Swier Law Firm attorney Chris McClure said "interestingly, your rights don't change a whole lot, even in that situation. It's the situation itself that changes. Your rights, they're the same as they always were, however, when the situation becomes dangerous, the police do have a little bit more authority to exercise force and to arrest individuals than they would otherwise."

And some police departments, like Ferguson or Concord, New Hampshire, have been accused of militarizing officers of peace.

In a YouTube video from a city council meeting in Concord, a local citizen said "I don't know where we're going to use this many vehicles and this many troops.

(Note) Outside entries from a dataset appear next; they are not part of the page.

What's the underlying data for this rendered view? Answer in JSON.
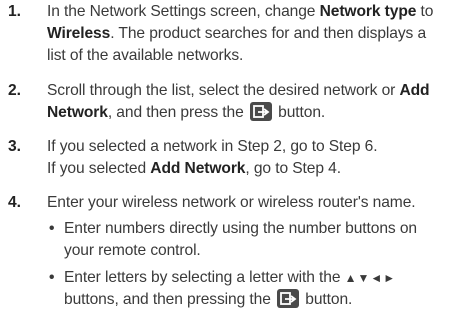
{
  "steps": [
    {
      "num": "1.",
      "p1": "In the Network Settings screen, change ",
      "b1": "Network type",
      "p2": " to ",
      "b2": "Wireless",
      "p3": ". The product searches for and then displays a list of the available networks."
    },
    {
      "num": "2.",
      "p1": "Scroll through the list, select the desired network or ",
      "b1": "Add Network",
      "p2": ", and then press the",
      "p3": "button."
    },
    {
      "num": "3.",
      "line1": "If you selected a network in Step 2, go to Step 6.",
      "p1": "If you selected ",
      "b1": "Add Network",
      "p2": ", go to Step 4."
    },
    {
      "num": "4.",
      "p1": "Enter your wireless network or wireless router's name.",
      "bullet1": "Enter numbers directly using the number buttons on your remote control.",
      "bullet2_a": "Enter letters by selecting a letter with the",
      "bullet2_arrows": "▲▼◄►",
      "bullet2_b": "buttons, and then pressing the",
      "bullet2_c": "button."
    }
  ],
  "bullet_char": "•",
  "icons": {
    "enter": "enter-button-icon"
  }
}
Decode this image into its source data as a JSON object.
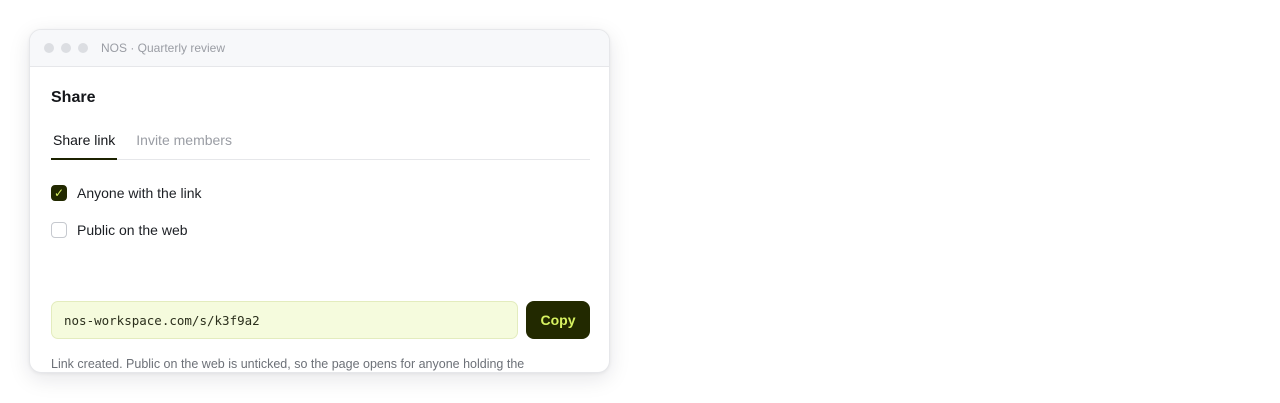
{
  "window": {
    "title": "NOS · Quarterly review"
  },
  "dialog": {
    "heading": "Share",
    "tabs": [
      {
        "label": "Share link",
        "active": true
      },
      {
        "label": "Invite members",
        "active": false
      }
    ],
    "options": [
      {
        "label": "Anyone with the link",
        "checked": true
      },
      {
        "label": "Public on the web",
        "checked": false
      }
    ],
    "link": {
      "value": "nos-workspace.com/s/k3f9a2"
    },
    "copy_label": "Copy",
    "checkmark": "✓",
    "note": "Link created. Public on the web is unticked, so the page opens for anyone holding the address and appears in no search result."
  },
  "colors": {
    "accent_dark": "#222900",
    "accent_lime": "#d7f261",
    "link_field_bg": "#f5fbdd"
  },
  "icons": {
    "checkbox_checked": "check-icon",
    "window_controls": "traffic-light-dots"
  }
}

Concord is just one little cog in the wheel. We're building an army over here and I can't believe people aren't seeing it. Is everybody blind?"

Here in our area, the Minnehaha County Sheriff's Department, and County Emergency Management, along with the Sioux Falls Police share a fleet of response vehicles.

Sioux Falls Police officer Sam Clemens said "I think you have to look at the bigger picture of that, and that really involves being prepared. And that's what these people have done when they've looked to buy these pieces of equipment, they're looking down into the future.   And what could happen, what's happened elsewhere, it's certainly possible that it could happen here."

Which is why our constitutional right to peaceably assemble can be lost if a protest seemingly turns violent.

"The problem is when it comes out of a big crowd of people, they don't know who threw the object and all of a sudden they need to worry about keeping everyone submissive instead of just the one perpetrator," McClure said.

But that's not all police might be looking for during a protest.

"If you don't have a permit, usually the police will show up and tell you have to go home. It's important to listen to the police when they tell you to do that," McClure said.

The attorney KSFY News spoke with said to check with your local laws to find out if you need a permit to protest.

In Sioux Falls, the city defines assembly as any gathering of ten or more people or cars having a common purpose in a public place.

And if that gathering blocks the flow of people on a sidewalk or traffic in the street, you'll need a permit.